In an interview with CNBC, JP Morgan CEO Jamie Dimon called crypto “a complete sideshow,” among other things. Referencing the FTX collapse, Dimon assured his belief in the worthlessness of most digital assets.
The wide-ranging interview saw the executive discuss everything from inflation to a recession, while taking time to discuss the FTX fallout. Subsequently, Dimon’s perspective on tokens, and his view on Web3, are very different.
Dimon Calls out Tokens
There are only few names bigger in the financial sector than JP Morgan Chase. One of the largest banks in the world, it has overcome everything from the financial crisis of 2008 to the pandemic of 2020. Throughout that time, Jamie Dimon has been the man at the helm.
Speaking to CNBC about his perspective on the world’s financial state, Dimon shared a grim prognosis. Moreover, he turned some of his attention to the cryptocurrency market and his thoughts on what is to come following the collapse of FTX.

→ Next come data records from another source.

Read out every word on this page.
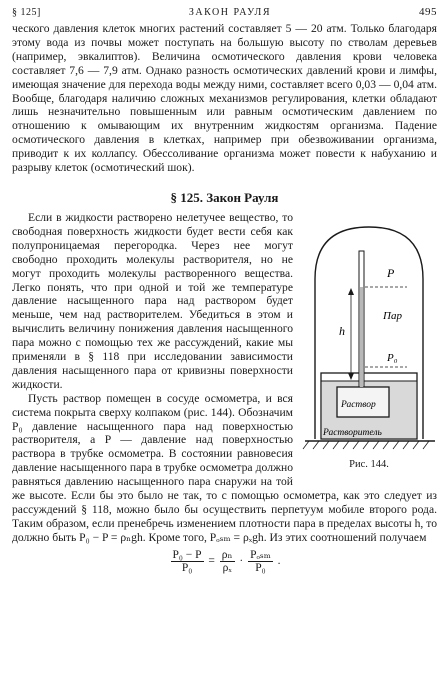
§ 125]	ЗАКОН РАУЛЯ	495

ческого давления клеток многих растений составляет 5 — 20 атм. Только благодаря этому вода из почвы может поступать на большую высоту по стволам деревьев (например, эвкалиптов). Величина осмотического давления крови человека составляет 7,6 — 7,9 атм. Однако разность осмотических давлений крови и лимфы, имеющая значение для перехода воды между ними, составляет всего 0,03 — 0,04 атм. Вообще, благодаря наличию сложных механизмов регулирования, клетки обладают лишь незначительно повышенным или равным осмотическим давлением по отношению к омывающим их внутренним жидкостям организма. Падение осмотического давления в клетках, например при обезвоживании организма, приводит к их коллапсу. Обессоливание организма может повести к набуханию и разрыву клеток (осмотический шок).

§ 125. Закон Рауля
P
Пар
h
P₀
Раствор
Растворитель
Рис. 144.

Если в жидкости растворено нелетучее вещество, то свободная поверхность жидкости будет вести себя как полупроницаемая перегородка. Через нее могут свободно проходить молекулы растворителя, но не могут проходить молекулы растворенного вещества. Легко понять, что при одной и той же температуре давление насыщенного пара над раствором будет меньше, чем над растворителем. Убедиться в этом и вычислить величину понижения давления насыщенного пара можно с помощью тех же рассуждений, какие мы применяли в § 118 при исследовании зависимости давления насыщенного пара от кривизны поверхности жидкости.

Пусть раствор помещен в сосуде осмометра, и вся система покрыта сверху колпаком (рис. 144). Обозначим P₀ давление насыщенного пара над поверхностью растворителя, а P — давление над поверхностью раствора в трубке осмометра. В состоянии равновесия давление насыщенного пара в трубке осмометра должно равняться давлению насыщенного пара снаружи на той же высоте. Если бы это было не так, то с помощью осмометра, как это следует из рассуждений § 118, можно было бы осуществить перпетуум мобиле второго рода. Таким образом, если пренебречь изменением плотности пара в пределах высоты h, то должно быть P₀ − P = ρₙgh. Кроме того, Pₒₛₘ = ρₓgh. Из этих соотношений получаем

$\frac{\text{P₀ − P}}{\text{P₀}} = \frac{\text{ρₙ}}{\text{ρₓ}} \cdot \frac{\text{Pₒₛₘ}}{\text{P₀}}$ .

In no uncertain terms, Jaime Dimon referred to crypto as “A complete Sideshow,” during the interview. “You guys spend too much time on it,” Dimon told CNBC. Adding, “I made my views perfectly clear about crypto tokens are like pet rocks.”
Dimon has long been a skeptic of digital assets. Once referring to cryptocurrencies as “decentralized Ponzi schemes” at a congressional hearing this year. Conversely, Dimon ensured his perspective on blockchain differs from how he views digital tokens.
“That doesn’t mean blockchain is not real,” Dimon added. “That doesn’t mean smart contracts won’t be real or Web 3.0, but cryptocurrencies that don’t do anything, I don’t understand why people spend their time.”
Considering JP Morgan filed for a cryptocurrency trademark earlier this year, it seems as though the direction of their digital asset presence is charted by Dimon’s statements. Conclusively, we shouldn’t expect a JP Morgan native token any time soon.